Step 1 : Text to Columns tool set to Split to Rows using the \s delimiter
Step 2: Summary tool set to Group By and Count
The challenge I am running into is that some titles are all Upper Case, some are Title Case, and some contain acronyms that are Upper Case and need to be preserved. As currently configured, Group By would treat RED and Red as different words. Can you change Group By to ignore capitalization?
TITLE_FIELD |
Red Storm Rising |
RED STORM Rising |
Red Storm Rising (RSR) |
Hey @hellyars,
Before the summarize use the data cleaning tool
You can change the case, remove punctuation ect. Data Cleansing Tool | Alteryx Help
Any questions or issues please ask :)
HTH!
Ira
I think regardless of the method, it's unlikely that you'll be able to maintain the formatting if you want to perform a count. Afaik, Alteryx groups them exactly as they appear.
It's a pretty long shot, but do you have a list of titles in their simple form that you could use as a lookup? If so, you could match and use those for the count. Something like this:
@IraWatt I know. I am trying to avoid the complication of the Acronyms that need to be preserved. I can extract those using Regex, but I was hoping there was a simple on/off/ignore feature/behavior of the Summary tool's Group By function.

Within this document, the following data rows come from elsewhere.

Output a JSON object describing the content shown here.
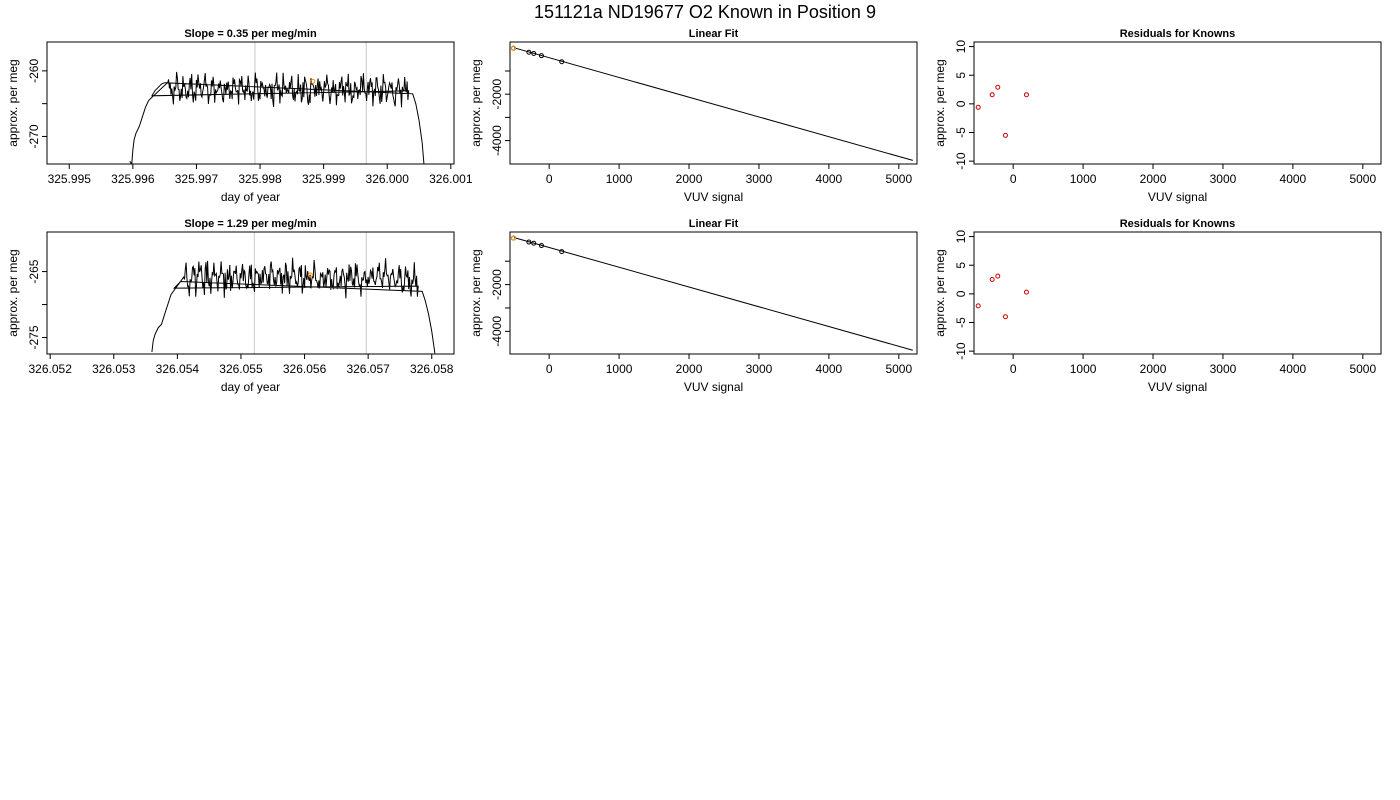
{
  "figure_title": "151121a     ND19677   O2 Known in Position  9",
  "colors": {
    "line": "#000000",
    "vline": "#c8c8c8",
    "known_point": "#000000",
    "highlight": "#ff8c00",
    "residual": "#cc0000"
  },
  "chart_data": [
    {
      "type": "line",
      "title": "Slope =  0.35  per meg/min",
      "xlabel": "day of year",
      "ylabel": "approx. per meg",
      "xlim": [
        325.99465,
        326.00105
      ],
      "ylim": [
        -274.2,
        -255.6
      ],
      "xticks": [
        325.995,
        325.996,
        325.997,
        325.998,
        325.999,
        326.0,
        326.001
      ],
      "xticklabels": [
        "325.995",
        "325.996",
        "325.997",
        "325.998",
        "325.999",
        "326.000",
        "326.001"
      ],
      "yticks": [
        -270,
        -265,
        -260
      ],
      "yticklabels": [
        "-270",
        "",
        "-260"
      ],
      "vlines": [
        325.99792,
        325.99967
      ],
      "trace_x": [
        325.99595,
        325.99597,
        325.99598,
        325.996,
        325.99602,
        325.99605,
        325.9961,
        325.99615,
        325.9962,
        325.99625,
        325.9963,
        325.99635,
        325.9964,
        325.99645,
        325.9965,
        326.0004,
        326.00045,
        326.0005,
        326.00055,
        326.00058
      ],
      "trace_y": [
        -273.8,
        -274.0,
        -274.5,
        -272.0,
        -270.5,
        -269.5,
        -268.5,
        -267.0,
        -265.5,
        -264.5,
        -263.8,
        -263.0,
        -262.5,
        -262.0,
        -261.8,
        -263.5,
        -265.0,
        -267.5,
        -271.0,
        -274.5
      ],
      "trace_body_start": 325.99655,
      "trace_body_end": 326.00035,
      "trace_base": -262.8,
      "trace_amp": 1.4,
      "highlight_point": {
        "x": 325.99883,
        "y": -261.6
      },
      "series": [
        {
          "values_from": "trace"
        }
      ]
    },
    {
      "type": "scatter",
      "title": "Linear Fit",
      "xlabel": "VUV signal",
      "ylabel": "approx. per meg",
      "xlim": [
        -560,
        5260
      ],
      "ylim": [
        -5010,
        250
      ],
      "xticks": [
        0,
        1000,
        2000,
        3000,
        4000,
        5000
      ],
      "xticklabels": [
        "0",
        "1000",
        "2000",
        "3000",
        "4000",
        "5000"
      ],
      "yticks": [
        -4000,
        -3000,
        -2000,
        -1000
      ],
      "yticklabels": [
        "-4000",
        "",
        "-2000",
        ""
      ],
      "fit_line": {
        "x1": -500,
        "y1": 0,
        "x2": 5200,
        "y2": -4855
      },
      "points_x": [
        -510,
        -290,
        -220,
        -110,
        180
      ],
      "points_y": [
        -20,
        -190,
        -245,
        -340,
        -600
      ],
      "highlight_point": {
        "x": -510,
        "y": -20
      }
    },
    {
      "type": "scatter",
      "title": "Residuals for Knowns",
      "xlabel": "VUV signal",
      "ylabel": "approx. per meg",
      "xlim": [
        -560,
        5260
      ],
      "ylim": [
        -10.5,
        10.8
      ],
      "xticks": [
        0,
        1000,
        2000,
        3000,
        4000,
        5000
      ],
      "xticklabels": [
        "0",
        "1000",
        "2000",
        "3000",
        "4000",
        "5000"
      ],
      "yticks": [
        -10,
        -5,
        0,
        5,
        10
      ],
      "yticklabels": [
        "-10",
        "-5",
        "0",
        "5",
        "10"
      ],
      "points_x": [
        -500,
        -300,
        -220,
        -110,
        190
      ],
      "points_y": [
        -0.6,
        1.6,
        2.9,
        -5.5,
        1.6
      ]
    },
    {
      "type": "line",
      "title": "Slope =  1.29  per meg/min",
      "xlabel": "day of year",
      "ylabel": "approx. per meg",
      "xlim": [
        326.05195,
        326.05835
      ],
      "ylim": [
        -277.5,
        -259.0
      ],
      "xticks": [
        326.052,
        326.053,
        326.054,
        326.055,
        326.056,
        326.057,
        326.058
      ],
      "xticklabels": [
        "326.052",
        "326.053",
        "326.054",
        "326.055",
        "326.056",
        "326.057",
        "326.058"
      ],
      "yticks": [
        -275,
        -270,
        -265
      ],
      "yticklabels": [
        "-275",
        "",
        "-265"
      ],
      "vlines": [
        326.05521,
        326.05697
      ],
      "trace_x": [
        326.0536,
        326.05362,
        326.05365,
        326.0537,
        326.05375,
        326.0538,
        326.05385,
        326.0539,
        326.05395,
        326.054,
        326.05405,
        326.05785,
        326.0579,
        326.05795,
        326.058,
        326.05805
      ],
      "trace_y": [
        -277.2,
        -275.5,
        -274.5,
        -273.5,
        -273.0,
        -271.5,
        -270.0,
        -268.5,
        -267.5,
        -267.0,
        -266.5,
        -268.0,
        -269.5,
        -271.5,
        -274.0,
        -277.4
      ],
      "trace_body_start": 326.0541,
      "trace_body_end": 326.0578,
      "trace_base": -266.0,
      "trace_amp": 1.5,
      "highlight_point": {
        "x": 326.05609,
        "y": -265.5
      }
    },
    {
      "type": "scatter",
      "title": "Linear Fit",
      "xlabel": "VUV signal",
      "ylabel": "approx. per meg",
      "xlim": [
        -560,
        5260
      ],
      "ylim": [
        -4970,
        250
      ],
      "xticks": [
        0,
        1000,
        2000,
        3000,
        4000,
        5000
      ],
      "xticklabels": [
        "0",
        "1000",
        "2000",
        "3000",
        "4000",
        "5000"
      ],
      "yticks": [
        -4000,
        -3000,
        -2000,
        -1000
      ],
      "yticklabels": [
        "-4000",
        "",
        "-2000",
        ""
      ],
      "fit_line": {
        "x1": -500,
        "y1": 10,
        "x2": 5200,
        "y2": -4810
      },
      "points_x": [
        -510,
        -290,
        -220,
        -110,
        180
      ],
      "points_y": [
        -10,
        -180,
        -230,
        -330,
        -590
      ],
      "highlight_point": {
        "x": -510,
        "y": -10
      }
    },
    {
      "type": "scatter",
      "title": "Residuals for Knowns",
      "xlabel": "VUV signal",
      "ylabel": "approx. per meg",
      "xlim": [
        -560,
        5260
      ],
      "ylim": [
        -10.5,
        10.8
      ],
      "xticks": [
        0,
        1000,
        2000,
        3000,
        4000,
        5000
      ],
      "xticklabels": [
        "0",
        "1000",
        "2000",
        "3000",
        "4000",
        "5000"
      ],
      "yticks": [
        -10,
        -5,
        0,
        5,
        10
      ],
      "yticklabels": [
        "-10",
        "-5",
        "0",
        "5",
        "10"
      ],
      "points_x": [
        -500,
        -300,
        -220,
        -110,
        190
      ],
      "points_y": [
        -2.1,
        2.5,
        3.1,
        -4.0,
        0.3
      ]
    }
  ]
}
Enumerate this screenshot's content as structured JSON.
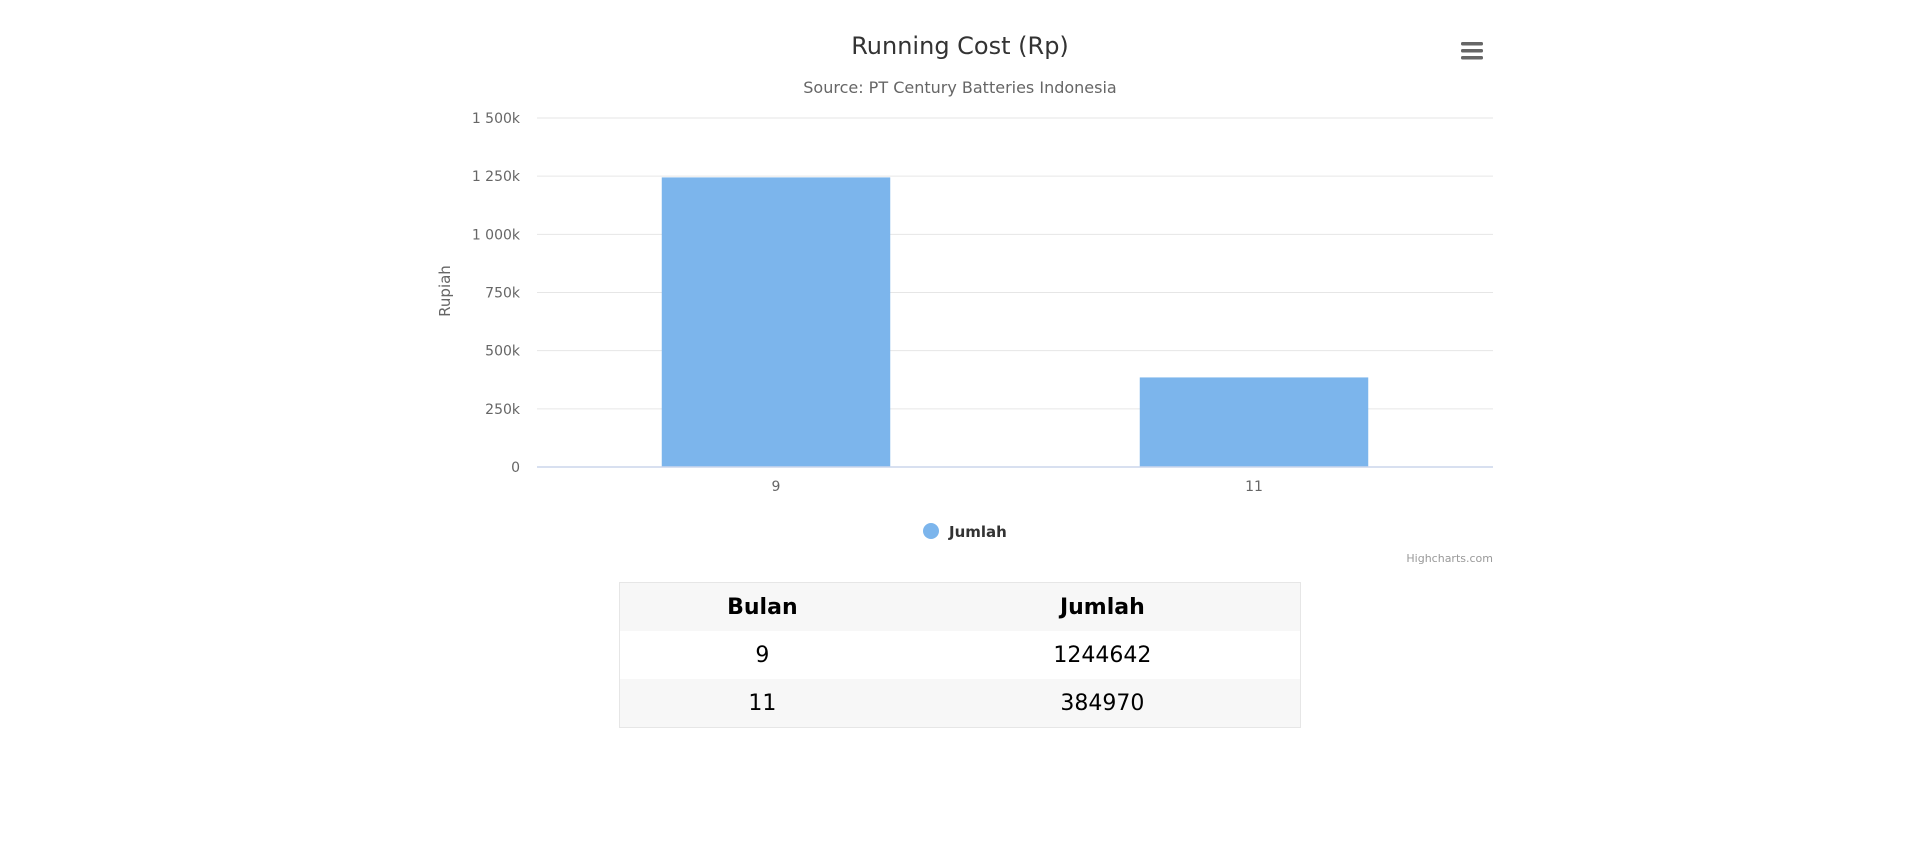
{
  "chart_data": {
    "type": "bar",
    "title": "Running Cost (Rp)",
    "subtitle": "Source: PT Century Batteries Indonesia",
    "xlabel": "",
    "ylabel": "Rupiah",
    "categories": [
      "9",
      "11"
    ],
    "series": [
      {
        "name": "Jumlah",
        "values": [
          1244642,
          384970
        ]
      }
    ],
    "ylim": [
      0,
      1500000
    ],
    "yticks": [
      {
        "value": 0,
        "label": "0"
      },
      {
        "value": 250000,
        "label": "250k"
      },
      {
        "value": 500000,
        "label": "500k"
      },
      {
        "value": 750000,
        "label": "750k"
      },
      {
        "value": 1000000,
        "label": "1 000k"
      },
      {
        "value": 1250000,
        "label": "1 250k"
      },
      {
        "value": 1500000,
        "label": "1 500k"
      }
    ],
    "grid": true,
    "legend_position": "bottom",
    "bar_color": "#7cb5ec",
    "credits": "Highcharts.com"
  },
  "menu": {
    "icon": "hamburger-menu-icon"
  },
  "table": {
    "headers": [
      "Bulan",
      "Jumlah"
    ],
    "rows": [
      [
        "9",
        "1244642"
      ],
      [
        "11",
        "384970"
      ]
    ]
  }
}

...and sometimes that Upper Case has to be preserved because it denotes meaning
...also I am not really working with book titles @DataNath
So, as I know you aren't actually grouping book titles, I would recommend looking into using the fuzzy match tool to create a "field to group by" field for close matches. Then you can group by that field to get your count. Open up the fuzzy match tool example and look at the third one down. It might meet your needs.